Worldwide, only a few countries have developed management plans for their shark fisheries. On the Atlantic coast, Canada developed its first Atlantic Pelagic Shark Integrated Fisheries Management Plan in 1995. Canada was praised for its efforts internationally, and this plan was implemented with intentions of limiting the growth of emerging shark fisheries (e.g. the porbeagle shark fishery) and collecting scientific information on commercially significant species. Under this plan, porbeagle and blue sharks fisheries are permitted, while shortfin mako may only be retained as a 'bycatch' species; however, the blue shark directed fishery is not active due to these sharks' low market value and, in recent years, nearly all landings consisted of bycatch from the commercial fishery. Since the plans inception, few changes have been made with the notable exception of a quota reduction for the directed porbeagle fishery, following more accurate stock assessments. Blue and shortfin mako sharks continue to be managed under non-restrictive catch limit based on historical average reported landings. Additional measures include a limited number of exploratory licenses issued for the directed fisheries and gear restrictions to longline, handline or rod and reel. On the Pacific coast, there is no direct exploitation of pelagic sharks. Instead, landings of sharks taken as bycatch in commercial fisheries are prohibited in all fisheries with the exception of trawl and hook and line fisheries.

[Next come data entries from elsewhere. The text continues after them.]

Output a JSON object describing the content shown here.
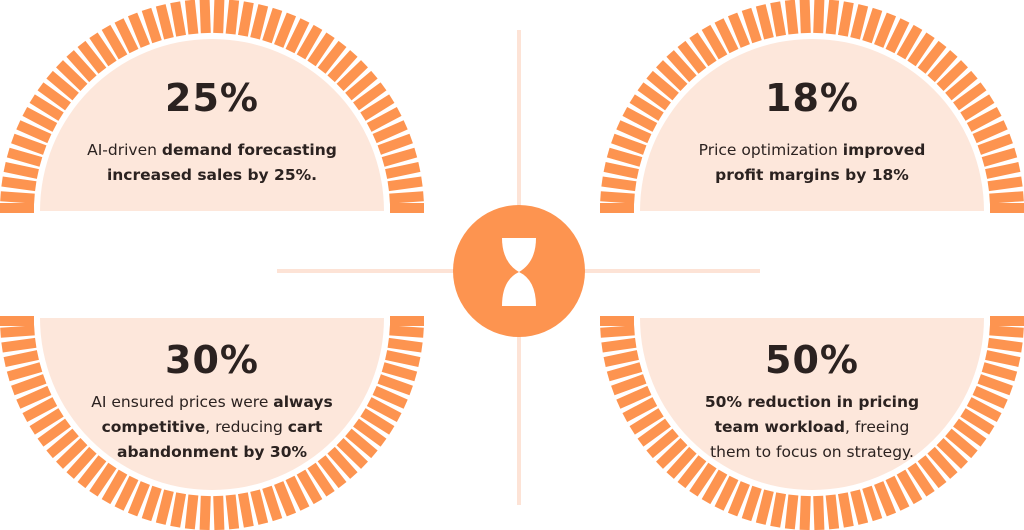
{
  "colors": {
    "accent": "#fd9450",
    "fill": "#fde7db",
    "line": "#fde3d6",
    "text": "#2b2220"
  },
  "center_icon": "hourglass-icon",
  "stats": [
    {
      "value": "25%",
      "parts": [
        {
          "t": "AI-driven ",
          "b": false
        },
        {
          "t": "demand forecasting increased sales by 25%.",
          "b": true
        }
      ]
    },
    {
      "value": "18%",
      "parts": [
        {
          "t": "Price optimization ",
          "b": false
        },
        {
          "t": "improved profit margins by 18%",
          "b": true
        }
      ]
    },
    {
      "value": "30%",
      "parts": [
        {
          "t": "AI ensured prices were ",
          "b": false
        },
        {
          "t": "always competitive",
          "b": true
        },
        {
          "t": ", reducing ",
          "b": false
        },
        {
          "t": "cart abandonment by 30%",
          "b": true
        }
      ]
    },
    {
      "value": "50%",
      "parts": [
        {
          "t": "50% reduction in pricing team workload",
          "b": true
        },
        {
          "t": ", freeing them to focus on strategy.",
          "b": false
        }
      ]
    }
  ]
}
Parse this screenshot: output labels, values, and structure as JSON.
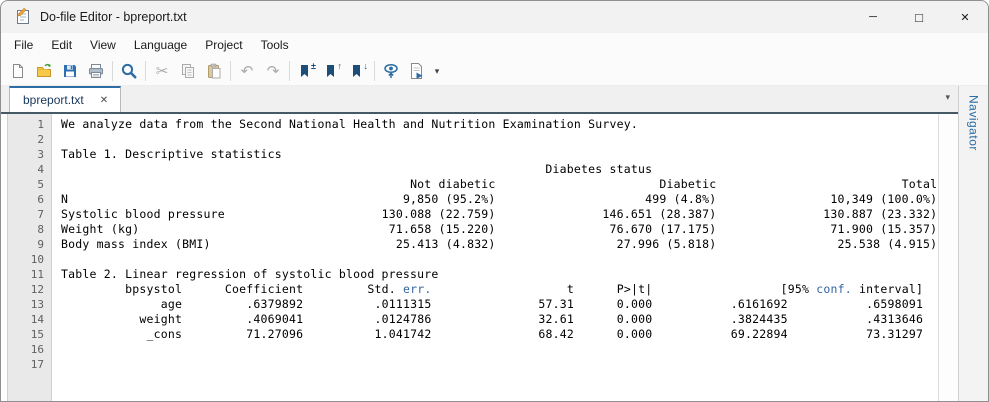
{
  "window": {
    "title": "Do-file Editor - bpreport.txt",
    "controls": {
      "minimize": "─",
      "maximize": "□",
      "close": "✕"
    }
  },
  "menubar": {
    "items": [
      "File",
      "Edit",
      "View",
      "Language",
      "Project",
      "Tools"
    ]
  },
  "toolbar": {
    "buttons": [
      "new-do-file",
      "open",
      "save",
      "print",
      "find",
      "cut",
      "copy",
      "paste",
      "undo",
      "redo",
      "toggle-bookmark",
      "previous-bookmark",
      "next-bookmark",
      "preview",
      "execute-do",
      "more-options"
    ],
    "glyphs": {
      "cut": "✂",
      "undo": "↶",
      "redo": "↷",
      "bookmark_plusminus": "±",
      "bookmark_up": "↑",
      "bookmark_down": "↓",
      "dropdown": "▾"
    }
  },
  "tabbar": {
    "tabs": [
      {
        "label": "bpreport.txt",
        "close": "✕",
        "active": true
      }
    ],
    "overflow_dropdown": "▾"
  },
  "navigator": {
    "label": "Navigator"
  },
  "editor": {
    "colors": {
      "keyword": "#3465a4",
      "text": "#000000"
    },
    "lines": [
      {
        "n": 1,
        "parts": [
          [
            0,
            "We analyze data from the Second National Health and Nutrition Examination Survey."
          ]
        ]
      },
      {
        "n": 2,
        "parts": []
      },
      {
        "n": 3,
        "parts": [
          [
            0,
            "Table 1. Descriptive statistics"
          ]
        ]
      },
      {
        "n": 4,
        "parts": [
          [
            68,
            "Diabetes status"
          ]
        ]
      },
      {
        "n": 5,
        "parts": [
          [
            49,
            "Not diabetic"
          ],
          [
            84,
            "Diabetic"
          ],
          [
            118,
            "Total"
          ]
        ]
      },
      {
        "n": 6,
        "parts": [
          [
            0,
            "N"
          ],
          [
            48,
            "9,850 (95.2%)"
          ],
          [
            82,
            "499 (4.8%)"
          ],
          [
            108,
            "10,349 (100.0%)"
          ]
        ]
      },
      {
        "n": 7,
        "parts": [
          [
            0,
            "Systolic blood pressure"
          ],
          [
            45,
            "130.088 (22.759)"
          ],
          [
            76,
            "146.651 (28.387)"
          ],
          [
            107,
            "130.887 (23.332)"
          ]
        ]
      },
      {
        "n": 8,
        "parts": [
          [
            0,
            "Weight (kg)"
          ],
          [
            46,
            "71.658 (15.220)"
          ],
          [
            77,
            "76.670 (17.175)"
          ],
          [
            108,
            "71.900 (15.357)"
          ]
        ]
      },
      {
        "n": 9,
        "parts": [
          [
            0,
            "Body mass index (BMI)"
          ],
          [
            47,
            "25.413 (4.832)"
          ],
          [
            78,
            "27.996 (5.818)"
          ],
          [
            109,
            "25.538 (4.915)"
          ]
        ]
      },
      {
        "n": 10,
        "parts": []
      },
      {
        "n": 11,
        "parts": [
          [
            0,
            "Table 2. Linear regression of systolic blood pressure"
          ]
        ]
      },
      {
        "n": 12,
        "parts": [
          [
            9,
            "bpsystol"
          ],
          [
            23,
            "Coefficient"
          ],
          [
            43,
            "Std. "
          ],
          [
            48,
            "err.",
            "kw"
          ],
          [
            71,
            "t"
          ],
          [
            78,
            "P>|t|"
          ],
          [
            101,
            "[95% "
          ],
          [
            106,
            "conf.",
            "kw"
          ],
          [
            112,
            "interval]"
          ]
        ]
      },
      {
        "n": 13,
        "parts": [
          [
            14,
            "age"
          ],
          [
            26,
            ".6379892"
          ],
          [
            44,
            ".0111315"
          ],
          [
            67,
            "57.31"
          ],
          [
            78,
            "0.000"
          ],
          [
            94,
            ".6161692"
          ],
          [
            113,
            ".6598091"
          ]
        ]
      },
      {
        "n": 14,
        "parts": [
          [
            11,
            "weight"
          ],
          [
            26,
            ".4069041"
          ],
          [
            44,
            ".0124786"
          ],
          [
            67,
            "32.61"
          ],
          [
            78,
            "0.000"
          ],
          [
            94,
            ".3824435"
          ],
          [
            113,
            ".4313646"
          ]
        ]
      },
      {
        "n": 15,
        "parts": [
          [
            12,
            "_cons"
          ],
          [
            26,
            "71.27096"
          ],
          [
            44,
            "1.041742"
          ],
          [
            67,
            "68.42"
          ],
          [
            78,
            "0.000"
          ],
          [
            94,
            "69.22894"
          ],
          [
            113,
            "73.31297"
          ]
        ]
      },
      {
        "n": 16,
        "parts": []
      },
      {
        "n": 17,
        "parts": []
      }
    ]
  }
}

On both the Atlantic and Pacific coasts, directed fisheries for spiny dogfish are managed under their respective Groundfish Integrated Fisheries Management Plans. Similar to quotas for blue and mako sharks, spiny dogfish quotas also reflect past numerical catches rather than scientific evidence.
Summary table taken from Godin and Worm (2010) depicting management measures, average landings and discards in Canadian waters, and population trends for shark species managed under Canadian integrated fisheries management plans.
The wasteful act of 'shark finning', the practice of removing only the fins from sharks and discarding the remainder of the shark while at sea, was prohibited in Canada in June of 1994 and extended this to all Canadian-licensed fishing vessels outside of Canadian waters. In addition, no shark, with or without fins, may be discarded at sea once it has been taken onboard a vessel. Fins from the commercial fishery may be sold, traded or bartered with a maximum of 5% by weight of the fins relative to the weight of landed carcasses.
With regards to recreational shark fishing management on the Atlantic coast, recreational shark fishing covers three activities: the hook and release angling, fishing on shark charters and shark derbies. Participants in any of these activities are required to have a recreational shark license. Currently, there is no limit on the number of licenses issued each year; however, most licenses that are issued per year are not active. The recreational fishery is based mainly on blue sharks, but shortfin mako and thresher sharks are occasionally reported. Blue sharks catches (and releases) have been estimated to be near 13 tonnes per year with a survival rates near 81%. Hook and release and derby participants are required to complete and submit scientific data logs on a catch-by-catch basis to DFO; however, less than 2% of the recreational licenses (excluding derbies) return fishing logs. This is something that apparently has not been closely enforced by DFO.